Every year, hundreds of French towns dream of being one of the towns along the route of the Tour de France. Over two hundred towns are considered on a permanent basis to hold one of the stages of the Tour de France, and each has to go through an extensive selection process to be chosen. If your town is chosen to be along the route of the Tour de France, that means that for one day, all eyes across the world will be on your town. With the Tour de France being such a prestigious event, steeped in history and tradition, it’s easy to see why being selected is such an honor.

The 2008 Tour de France race route will consist of 21 stages, covering a total of 3,500 kilometers. The stages will vary, as always, and this year’s stages include ten flat stages, nine mountain climb stages (four of which are medium length), and two individual time trial stages. Included along the way will be two rest days, much to the relief of the riders who will be competing.

The race itself will start off with three flat stages, beginning on Saturday, July 5 and running through Monday, July 7. A total of approximately 569 kilometers will be traversed as competitors begin in Brest and make their way to Nantes to end stage three. This is the first year since 1967 in which the race will not begin with a prologue. Instead, riders will jump right into the race and fight it out through a hilly first stage, arriving in Plumelec. The second stage will be short, but intense as riders endure a hilly route, and the third stage will pass through the current hometown of Tour de France legend Bernard Hinault.

After an individual time trial on Tuesday, July 8, riders will face a variety of challenges over the next six days, leading up to the first rest day on Tuesday, July 15. Finally, we’ll have our first medium mountain stages during stages six and seven, as riders will test themselves early in the race to arrive at the finish line at the summit of Super-Besse and at the descent to Aurillac.

The riders will then rest in Pau before beginning a medium mountain stage beginning in Lannemezan and finishing in Foix.
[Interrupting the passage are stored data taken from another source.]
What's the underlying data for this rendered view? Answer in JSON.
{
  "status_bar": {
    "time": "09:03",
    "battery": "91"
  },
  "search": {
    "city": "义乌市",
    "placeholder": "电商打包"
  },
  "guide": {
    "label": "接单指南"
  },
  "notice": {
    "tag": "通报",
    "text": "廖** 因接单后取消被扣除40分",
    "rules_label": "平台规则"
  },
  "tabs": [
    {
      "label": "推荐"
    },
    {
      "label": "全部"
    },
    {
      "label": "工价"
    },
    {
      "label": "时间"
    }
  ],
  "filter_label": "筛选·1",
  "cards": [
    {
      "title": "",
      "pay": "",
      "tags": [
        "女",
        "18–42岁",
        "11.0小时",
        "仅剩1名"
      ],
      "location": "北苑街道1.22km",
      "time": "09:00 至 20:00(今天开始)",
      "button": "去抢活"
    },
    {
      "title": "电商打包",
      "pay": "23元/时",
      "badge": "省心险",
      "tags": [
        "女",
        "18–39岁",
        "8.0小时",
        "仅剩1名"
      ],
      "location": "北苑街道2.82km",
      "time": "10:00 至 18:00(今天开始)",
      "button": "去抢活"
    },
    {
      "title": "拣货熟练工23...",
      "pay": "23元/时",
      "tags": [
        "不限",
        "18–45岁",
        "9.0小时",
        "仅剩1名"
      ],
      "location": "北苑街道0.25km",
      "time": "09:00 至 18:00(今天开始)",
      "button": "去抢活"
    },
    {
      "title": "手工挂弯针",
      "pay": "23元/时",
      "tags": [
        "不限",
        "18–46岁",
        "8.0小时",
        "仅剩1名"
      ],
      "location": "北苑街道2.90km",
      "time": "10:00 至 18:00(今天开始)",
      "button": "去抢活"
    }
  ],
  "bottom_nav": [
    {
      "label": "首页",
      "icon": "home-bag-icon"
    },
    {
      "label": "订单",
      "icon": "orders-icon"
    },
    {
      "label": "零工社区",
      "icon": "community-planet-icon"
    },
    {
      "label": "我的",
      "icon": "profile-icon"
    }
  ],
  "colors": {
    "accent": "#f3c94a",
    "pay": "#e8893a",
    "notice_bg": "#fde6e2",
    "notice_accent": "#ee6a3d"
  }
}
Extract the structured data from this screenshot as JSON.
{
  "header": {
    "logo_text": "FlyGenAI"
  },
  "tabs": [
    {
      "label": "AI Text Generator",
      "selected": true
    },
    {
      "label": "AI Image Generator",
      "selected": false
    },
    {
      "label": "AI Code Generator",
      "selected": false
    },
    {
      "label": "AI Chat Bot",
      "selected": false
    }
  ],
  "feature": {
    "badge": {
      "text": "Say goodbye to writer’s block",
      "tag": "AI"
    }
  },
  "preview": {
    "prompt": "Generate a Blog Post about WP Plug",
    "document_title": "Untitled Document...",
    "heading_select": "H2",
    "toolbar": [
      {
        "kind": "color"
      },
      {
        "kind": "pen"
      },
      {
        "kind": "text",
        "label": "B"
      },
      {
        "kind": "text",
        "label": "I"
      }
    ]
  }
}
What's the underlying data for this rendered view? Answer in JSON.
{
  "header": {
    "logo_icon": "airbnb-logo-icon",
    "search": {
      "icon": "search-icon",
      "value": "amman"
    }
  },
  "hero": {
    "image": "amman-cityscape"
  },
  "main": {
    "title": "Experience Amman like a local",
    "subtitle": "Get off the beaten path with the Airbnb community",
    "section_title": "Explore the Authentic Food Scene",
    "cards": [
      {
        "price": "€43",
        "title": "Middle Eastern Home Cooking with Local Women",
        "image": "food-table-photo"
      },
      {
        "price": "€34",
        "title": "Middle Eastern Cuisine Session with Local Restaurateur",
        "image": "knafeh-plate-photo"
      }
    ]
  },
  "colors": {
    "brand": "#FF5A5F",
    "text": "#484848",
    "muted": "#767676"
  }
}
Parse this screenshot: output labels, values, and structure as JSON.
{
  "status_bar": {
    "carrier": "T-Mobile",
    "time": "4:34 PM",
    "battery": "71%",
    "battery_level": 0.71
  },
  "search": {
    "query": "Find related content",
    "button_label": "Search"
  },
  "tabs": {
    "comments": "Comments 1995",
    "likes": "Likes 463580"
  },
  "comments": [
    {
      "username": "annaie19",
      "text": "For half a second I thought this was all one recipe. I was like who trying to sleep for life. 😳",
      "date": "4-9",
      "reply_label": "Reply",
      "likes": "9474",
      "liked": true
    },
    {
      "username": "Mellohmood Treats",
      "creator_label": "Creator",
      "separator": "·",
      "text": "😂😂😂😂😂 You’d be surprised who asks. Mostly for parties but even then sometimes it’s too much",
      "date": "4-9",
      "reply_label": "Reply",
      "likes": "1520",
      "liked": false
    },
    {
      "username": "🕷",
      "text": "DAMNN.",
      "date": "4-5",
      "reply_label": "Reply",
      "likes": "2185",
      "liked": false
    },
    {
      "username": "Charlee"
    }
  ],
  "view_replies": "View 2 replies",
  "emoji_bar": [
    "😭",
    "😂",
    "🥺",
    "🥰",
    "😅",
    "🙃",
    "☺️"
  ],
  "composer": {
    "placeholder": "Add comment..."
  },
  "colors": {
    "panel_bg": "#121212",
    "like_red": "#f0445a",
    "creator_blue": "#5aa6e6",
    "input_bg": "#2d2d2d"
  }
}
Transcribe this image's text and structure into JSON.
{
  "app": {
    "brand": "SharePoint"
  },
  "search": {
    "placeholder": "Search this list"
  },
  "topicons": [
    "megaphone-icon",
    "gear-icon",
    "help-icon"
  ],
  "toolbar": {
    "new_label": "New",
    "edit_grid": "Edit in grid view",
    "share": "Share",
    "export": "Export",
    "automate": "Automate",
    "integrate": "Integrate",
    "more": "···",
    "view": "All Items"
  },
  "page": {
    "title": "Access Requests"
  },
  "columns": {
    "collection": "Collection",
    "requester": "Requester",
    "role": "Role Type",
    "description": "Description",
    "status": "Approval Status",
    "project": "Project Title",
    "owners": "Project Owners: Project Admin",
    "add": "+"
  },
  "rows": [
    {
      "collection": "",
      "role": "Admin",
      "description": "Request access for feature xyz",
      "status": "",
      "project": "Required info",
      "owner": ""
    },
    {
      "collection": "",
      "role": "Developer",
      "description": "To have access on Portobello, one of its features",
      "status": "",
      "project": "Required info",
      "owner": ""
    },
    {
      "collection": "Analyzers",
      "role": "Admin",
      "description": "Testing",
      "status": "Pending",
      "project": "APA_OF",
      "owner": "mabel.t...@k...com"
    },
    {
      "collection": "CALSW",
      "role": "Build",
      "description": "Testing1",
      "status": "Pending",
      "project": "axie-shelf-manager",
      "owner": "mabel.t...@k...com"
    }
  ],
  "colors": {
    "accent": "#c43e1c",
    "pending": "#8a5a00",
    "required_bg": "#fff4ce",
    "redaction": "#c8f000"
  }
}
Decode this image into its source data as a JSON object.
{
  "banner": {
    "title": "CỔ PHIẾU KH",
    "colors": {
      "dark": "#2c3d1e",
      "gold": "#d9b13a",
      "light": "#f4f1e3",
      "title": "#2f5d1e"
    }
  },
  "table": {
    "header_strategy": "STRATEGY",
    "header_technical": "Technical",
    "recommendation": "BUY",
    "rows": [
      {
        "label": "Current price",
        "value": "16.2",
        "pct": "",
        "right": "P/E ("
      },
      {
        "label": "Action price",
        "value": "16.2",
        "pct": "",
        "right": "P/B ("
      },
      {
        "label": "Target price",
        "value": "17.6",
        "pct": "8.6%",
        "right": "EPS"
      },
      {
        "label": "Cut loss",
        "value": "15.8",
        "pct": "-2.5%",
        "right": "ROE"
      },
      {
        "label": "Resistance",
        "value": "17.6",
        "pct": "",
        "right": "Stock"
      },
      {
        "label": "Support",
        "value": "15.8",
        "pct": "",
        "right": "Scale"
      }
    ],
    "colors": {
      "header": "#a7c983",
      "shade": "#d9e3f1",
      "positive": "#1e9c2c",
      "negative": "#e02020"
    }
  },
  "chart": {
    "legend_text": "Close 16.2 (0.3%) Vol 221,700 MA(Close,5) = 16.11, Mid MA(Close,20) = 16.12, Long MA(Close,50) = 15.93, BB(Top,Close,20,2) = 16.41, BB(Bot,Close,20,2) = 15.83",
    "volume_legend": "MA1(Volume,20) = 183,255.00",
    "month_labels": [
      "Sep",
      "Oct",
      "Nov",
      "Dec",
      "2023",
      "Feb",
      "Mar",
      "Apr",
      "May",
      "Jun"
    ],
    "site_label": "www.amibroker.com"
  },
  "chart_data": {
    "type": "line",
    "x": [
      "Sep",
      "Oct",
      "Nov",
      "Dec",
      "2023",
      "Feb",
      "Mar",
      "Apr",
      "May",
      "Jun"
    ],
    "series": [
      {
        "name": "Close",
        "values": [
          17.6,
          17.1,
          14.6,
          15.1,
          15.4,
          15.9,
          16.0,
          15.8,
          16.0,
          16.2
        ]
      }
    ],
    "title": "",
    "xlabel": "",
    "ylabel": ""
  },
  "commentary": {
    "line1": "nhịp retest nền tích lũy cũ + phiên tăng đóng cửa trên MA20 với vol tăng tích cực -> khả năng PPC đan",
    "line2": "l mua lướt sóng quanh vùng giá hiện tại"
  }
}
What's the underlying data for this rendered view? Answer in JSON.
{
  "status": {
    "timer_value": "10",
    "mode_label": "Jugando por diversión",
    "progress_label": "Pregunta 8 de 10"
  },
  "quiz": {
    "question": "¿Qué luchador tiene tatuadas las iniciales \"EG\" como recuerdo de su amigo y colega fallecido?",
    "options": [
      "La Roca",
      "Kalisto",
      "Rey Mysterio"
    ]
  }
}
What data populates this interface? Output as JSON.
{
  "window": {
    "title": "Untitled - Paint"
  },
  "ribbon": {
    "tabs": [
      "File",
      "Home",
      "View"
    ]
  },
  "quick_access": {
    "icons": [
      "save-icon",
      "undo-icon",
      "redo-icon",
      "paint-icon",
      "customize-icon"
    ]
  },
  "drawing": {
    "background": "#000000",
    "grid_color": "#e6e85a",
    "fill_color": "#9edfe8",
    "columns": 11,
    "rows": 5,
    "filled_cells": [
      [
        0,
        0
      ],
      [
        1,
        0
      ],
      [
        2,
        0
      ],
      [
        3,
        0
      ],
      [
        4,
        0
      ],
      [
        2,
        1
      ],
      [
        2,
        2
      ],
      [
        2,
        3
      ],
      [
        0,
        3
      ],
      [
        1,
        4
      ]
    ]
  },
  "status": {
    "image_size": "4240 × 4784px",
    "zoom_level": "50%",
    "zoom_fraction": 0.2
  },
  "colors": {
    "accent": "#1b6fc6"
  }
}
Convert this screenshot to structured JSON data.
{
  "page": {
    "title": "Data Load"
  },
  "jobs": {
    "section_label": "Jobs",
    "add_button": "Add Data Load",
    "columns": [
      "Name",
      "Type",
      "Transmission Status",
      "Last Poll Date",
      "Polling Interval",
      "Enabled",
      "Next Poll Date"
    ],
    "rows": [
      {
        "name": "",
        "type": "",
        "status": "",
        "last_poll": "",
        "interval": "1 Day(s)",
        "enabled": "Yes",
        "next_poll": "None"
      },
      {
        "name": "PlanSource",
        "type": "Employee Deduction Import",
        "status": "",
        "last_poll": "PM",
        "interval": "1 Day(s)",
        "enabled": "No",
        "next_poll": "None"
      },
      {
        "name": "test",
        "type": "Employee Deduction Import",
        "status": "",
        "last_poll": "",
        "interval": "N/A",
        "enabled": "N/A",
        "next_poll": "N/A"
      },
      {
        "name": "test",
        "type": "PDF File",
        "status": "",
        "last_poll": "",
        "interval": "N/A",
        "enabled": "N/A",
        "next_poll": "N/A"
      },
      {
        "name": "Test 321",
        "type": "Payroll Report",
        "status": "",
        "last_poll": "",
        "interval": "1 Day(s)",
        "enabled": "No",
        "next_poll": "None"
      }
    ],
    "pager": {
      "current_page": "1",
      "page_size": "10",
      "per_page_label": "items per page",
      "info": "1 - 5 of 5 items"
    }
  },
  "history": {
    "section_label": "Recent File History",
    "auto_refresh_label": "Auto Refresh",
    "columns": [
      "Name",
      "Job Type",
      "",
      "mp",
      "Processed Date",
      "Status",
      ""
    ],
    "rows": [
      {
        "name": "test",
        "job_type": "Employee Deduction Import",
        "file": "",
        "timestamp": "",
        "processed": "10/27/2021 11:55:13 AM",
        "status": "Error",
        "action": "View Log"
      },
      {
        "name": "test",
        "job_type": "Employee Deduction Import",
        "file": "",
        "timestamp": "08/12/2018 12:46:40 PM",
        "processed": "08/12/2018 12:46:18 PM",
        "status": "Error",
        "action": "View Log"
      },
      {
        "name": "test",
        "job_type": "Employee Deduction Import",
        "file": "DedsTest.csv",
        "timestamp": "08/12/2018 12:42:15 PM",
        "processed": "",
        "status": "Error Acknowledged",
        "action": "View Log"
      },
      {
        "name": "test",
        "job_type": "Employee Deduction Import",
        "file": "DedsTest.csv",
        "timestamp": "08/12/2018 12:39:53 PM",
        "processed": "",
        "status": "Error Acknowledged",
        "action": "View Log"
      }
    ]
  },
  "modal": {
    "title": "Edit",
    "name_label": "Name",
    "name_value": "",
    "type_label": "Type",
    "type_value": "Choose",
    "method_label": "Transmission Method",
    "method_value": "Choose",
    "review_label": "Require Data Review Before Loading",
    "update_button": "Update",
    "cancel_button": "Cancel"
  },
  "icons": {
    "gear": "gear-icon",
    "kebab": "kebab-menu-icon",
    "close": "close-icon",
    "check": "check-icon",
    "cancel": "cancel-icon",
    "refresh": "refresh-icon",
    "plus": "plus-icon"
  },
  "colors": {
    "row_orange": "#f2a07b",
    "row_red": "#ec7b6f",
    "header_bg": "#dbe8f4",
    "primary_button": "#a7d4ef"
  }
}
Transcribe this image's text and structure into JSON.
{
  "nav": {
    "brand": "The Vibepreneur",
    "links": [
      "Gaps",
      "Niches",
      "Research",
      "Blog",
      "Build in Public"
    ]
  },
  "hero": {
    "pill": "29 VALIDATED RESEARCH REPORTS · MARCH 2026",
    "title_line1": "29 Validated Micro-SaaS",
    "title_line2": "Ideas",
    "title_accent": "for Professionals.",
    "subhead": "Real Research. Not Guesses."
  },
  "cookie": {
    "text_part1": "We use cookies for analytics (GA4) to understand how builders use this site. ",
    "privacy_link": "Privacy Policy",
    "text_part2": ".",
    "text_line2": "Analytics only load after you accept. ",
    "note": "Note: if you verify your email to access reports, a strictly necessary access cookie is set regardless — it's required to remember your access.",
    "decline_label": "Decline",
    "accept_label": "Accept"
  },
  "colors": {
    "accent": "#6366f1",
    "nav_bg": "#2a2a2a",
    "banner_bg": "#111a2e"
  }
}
This stage, the eleventh of the 2008 Tour de France, will take place in the foothills of the Pyrenees for the first time. Cycling enthusiasts are keeping an eye on this stage as one that may bring surprises to riders and fans alike.

Three plain stages follow, with riders going through Narbonne, Nimes, and finishing at Digne-les-Bains in stages twelve through fourteen. These stages represent a vital area for sprinters to make a push before heading into the difficult three high mountain stages that bring us toward the end of the race. A poor performance along these three stages will spell defeat for any sprinter, as things definitely will get no easier.

As mentioned, the next three stages are very difficult mountain stages, with a rest day mercifully coming between the first and second of the three. Highlights include the highest passing in France, as climbers will attempt to take a final lead leading into the last few stages of the 2008 Tour de France.

We will likely see a close finish, as a medium mountain stage on Thursday, July 24 leads into the final three stages of the race at the end of July. The sprinters will be back in the spotlight for the nineteenth through twenty-first stages, as the flat course will benefit them. One last time trial beckons on the twentieth stage, before the traditional finish at Paris Champs-Élysées crowns another Tour de France champion.

The proverbial stage has been set for another hero to emerge at this year’s Tour de France. From looking at the challenging route of this year’s race, it’s clear that this year’s champion will have to race with heart and passion to persevere to the finish.